Weighed down by being shunted around so much, in January 2008 Elsa decided to take her child and occupy an abandoned post office, located in the town of Santa Maria del Rosario. Aware of the violation, she decided to send a letter to then postmaster of Cuba, Luis Enrique Blanco Prieto, so that this place would be legally handed over to her. On the 28th of that month she was evicted by force. She says that in her absence, the police broke the lock of the room with gunpowder and took the roof, the windows and a rice cooker donated by Social Security.

On May 24, 2010 Elsa response from Luis Enrique to assess the case. But it was too late, that post office had been taken over by a police chief named Daniel.

The houses she never had

February 13, 2010, was her last attempt to demand a “comfortable” home, as she had begged for in each of the files. She made this demand to Juan Contino, then President of the Popular Power in Havana. In reviewing the records of “social cases Liudmila Mejía and Orlando Nunez, the latter second in command of the Popular Power in the capital, found that Elsa Velázquez Mata appears as the owner of six apartments.
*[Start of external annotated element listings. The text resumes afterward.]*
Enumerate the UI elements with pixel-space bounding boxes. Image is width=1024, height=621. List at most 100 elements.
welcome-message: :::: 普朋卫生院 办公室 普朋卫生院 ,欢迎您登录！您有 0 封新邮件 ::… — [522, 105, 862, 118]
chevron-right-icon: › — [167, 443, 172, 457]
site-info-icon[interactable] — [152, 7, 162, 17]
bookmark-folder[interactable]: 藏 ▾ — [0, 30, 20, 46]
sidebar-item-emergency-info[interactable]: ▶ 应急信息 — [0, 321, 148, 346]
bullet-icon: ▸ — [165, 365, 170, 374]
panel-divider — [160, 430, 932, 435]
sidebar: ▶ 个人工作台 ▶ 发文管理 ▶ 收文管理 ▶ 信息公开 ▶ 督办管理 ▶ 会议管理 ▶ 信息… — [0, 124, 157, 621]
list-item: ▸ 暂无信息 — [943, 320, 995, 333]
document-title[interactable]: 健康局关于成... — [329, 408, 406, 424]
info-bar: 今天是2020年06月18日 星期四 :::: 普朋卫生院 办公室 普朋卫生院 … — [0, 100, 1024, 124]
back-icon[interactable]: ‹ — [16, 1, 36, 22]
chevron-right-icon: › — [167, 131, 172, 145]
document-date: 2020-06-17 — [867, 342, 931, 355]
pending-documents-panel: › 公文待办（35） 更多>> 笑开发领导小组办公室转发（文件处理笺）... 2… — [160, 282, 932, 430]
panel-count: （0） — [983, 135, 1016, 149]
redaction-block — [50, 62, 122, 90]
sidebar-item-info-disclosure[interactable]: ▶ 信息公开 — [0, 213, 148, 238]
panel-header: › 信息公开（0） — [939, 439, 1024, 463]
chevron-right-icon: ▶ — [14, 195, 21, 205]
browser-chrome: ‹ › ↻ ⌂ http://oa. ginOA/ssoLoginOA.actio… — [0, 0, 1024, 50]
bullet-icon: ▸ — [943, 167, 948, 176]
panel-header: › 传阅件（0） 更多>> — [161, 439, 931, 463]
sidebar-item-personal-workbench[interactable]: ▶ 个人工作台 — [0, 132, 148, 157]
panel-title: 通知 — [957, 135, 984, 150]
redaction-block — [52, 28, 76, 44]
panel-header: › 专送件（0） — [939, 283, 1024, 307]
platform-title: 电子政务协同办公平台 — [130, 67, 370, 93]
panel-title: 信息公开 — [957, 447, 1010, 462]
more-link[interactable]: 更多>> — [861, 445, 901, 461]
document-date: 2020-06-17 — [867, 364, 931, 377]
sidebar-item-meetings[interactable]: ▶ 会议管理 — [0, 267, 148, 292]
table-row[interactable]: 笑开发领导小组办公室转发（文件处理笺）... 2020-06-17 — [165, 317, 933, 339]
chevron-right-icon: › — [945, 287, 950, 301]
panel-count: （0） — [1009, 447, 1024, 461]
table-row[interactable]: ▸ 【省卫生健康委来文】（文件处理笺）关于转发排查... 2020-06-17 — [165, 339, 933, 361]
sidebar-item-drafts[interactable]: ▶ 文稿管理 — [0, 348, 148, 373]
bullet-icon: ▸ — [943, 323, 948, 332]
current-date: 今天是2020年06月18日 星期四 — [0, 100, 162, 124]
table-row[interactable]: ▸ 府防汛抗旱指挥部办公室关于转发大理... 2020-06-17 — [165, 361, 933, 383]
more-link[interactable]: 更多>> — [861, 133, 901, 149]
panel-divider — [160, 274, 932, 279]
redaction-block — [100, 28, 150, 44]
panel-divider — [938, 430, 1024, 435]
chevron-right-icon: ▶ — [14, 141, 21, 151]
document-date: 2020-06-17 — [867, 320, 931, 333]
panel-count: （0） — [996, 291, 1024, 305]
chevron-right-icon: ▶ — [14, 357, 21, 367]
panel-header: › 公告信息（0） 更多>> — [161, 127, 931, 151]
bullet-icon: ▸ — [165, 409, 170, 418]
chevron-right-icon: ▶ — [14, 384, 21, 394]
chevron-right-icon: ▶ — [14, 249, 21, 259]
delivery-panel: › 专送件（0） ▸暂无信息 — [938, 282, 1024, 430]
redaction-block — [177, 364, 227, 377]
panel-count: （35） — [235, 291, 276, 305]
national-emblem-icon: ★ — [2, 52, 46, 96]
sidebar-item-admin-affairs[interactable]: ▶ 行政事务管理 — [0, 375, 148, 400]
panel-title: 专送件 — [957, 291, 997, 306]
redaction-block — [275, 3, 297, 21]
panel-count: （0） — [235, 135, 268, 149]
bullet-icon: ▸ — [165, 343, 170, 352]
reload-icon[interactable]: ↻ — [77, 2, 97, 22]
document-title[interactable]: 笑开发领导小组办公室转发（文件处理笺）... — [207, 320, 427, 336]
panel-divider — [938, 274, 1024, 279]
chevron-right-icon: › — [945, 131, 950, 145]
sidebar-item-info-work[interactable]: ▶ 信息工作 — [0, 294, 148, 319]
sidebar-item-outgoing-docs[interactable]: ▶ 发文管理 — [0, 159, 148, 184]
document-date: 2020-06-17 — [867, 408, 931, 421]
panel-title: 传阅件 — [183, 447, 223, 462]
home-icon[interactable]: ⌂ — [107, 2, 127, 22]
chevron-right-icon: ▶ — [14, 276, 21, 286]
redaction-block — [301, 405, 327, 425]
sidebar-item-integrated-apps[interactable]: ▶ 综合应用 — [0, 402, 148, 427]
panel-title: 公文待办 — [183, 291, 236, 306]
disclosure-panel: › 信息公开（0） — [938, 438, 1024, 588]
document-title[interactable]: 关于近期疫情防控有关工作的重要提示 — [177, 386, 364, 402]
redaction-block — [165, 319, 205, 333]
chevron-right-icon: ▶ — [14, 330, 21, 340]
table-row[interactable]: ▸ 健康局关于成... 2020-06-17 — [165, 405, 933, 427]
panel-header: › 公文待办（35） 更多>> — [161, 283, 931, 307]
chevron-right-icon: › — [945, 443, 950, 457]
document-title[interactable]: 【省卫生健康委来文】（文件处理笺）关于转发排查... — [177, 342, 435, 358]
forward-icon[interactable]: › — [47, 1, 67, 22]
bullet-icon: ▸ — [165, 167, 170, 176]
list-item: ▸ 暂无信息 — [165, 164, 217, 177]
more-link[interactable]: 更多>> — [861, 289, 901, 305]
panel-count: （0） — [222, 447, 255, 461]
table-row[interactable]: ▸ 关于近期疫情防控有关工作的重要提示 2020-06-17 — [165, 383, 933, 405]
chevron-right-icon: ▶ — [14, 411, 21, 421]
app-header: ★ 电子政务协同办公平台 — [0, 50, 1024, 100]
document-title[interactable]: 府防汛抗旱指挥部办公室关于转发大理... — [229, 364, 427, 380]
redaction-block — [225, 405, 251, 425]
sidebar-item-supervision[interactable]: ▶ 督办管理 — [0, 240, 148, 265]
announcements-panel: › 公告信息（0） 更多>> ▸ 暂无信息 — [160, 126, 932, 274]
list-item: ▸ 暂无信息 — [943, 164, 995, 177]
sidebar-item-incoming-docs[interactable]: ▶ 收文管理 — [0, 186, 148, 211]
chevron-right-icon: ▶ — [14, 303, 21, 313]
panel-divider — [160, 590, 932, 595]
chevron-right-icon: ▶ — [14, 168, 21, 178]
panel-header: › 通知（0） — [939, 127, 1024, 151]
Today Elsa, among her delusions, demands “compensation” for the houses she never had. Maybe that’s why she keeps all the meticulous files on the homes, the dates of appointments with officials, letters, eight ration books, newspaper clippings, speeches by Fidel Castro and even the official donation of an abandoned post office.

About the author

Odelín Alfonso, born Havana, 1970. Graduated in 1989 in industrial electronics from the former Eduardo García Delgado Technology Center. In 2004 he joined the internal opposition as eastern region coordination for the Liberal Orthodox Party, and, in 2005, the independent press.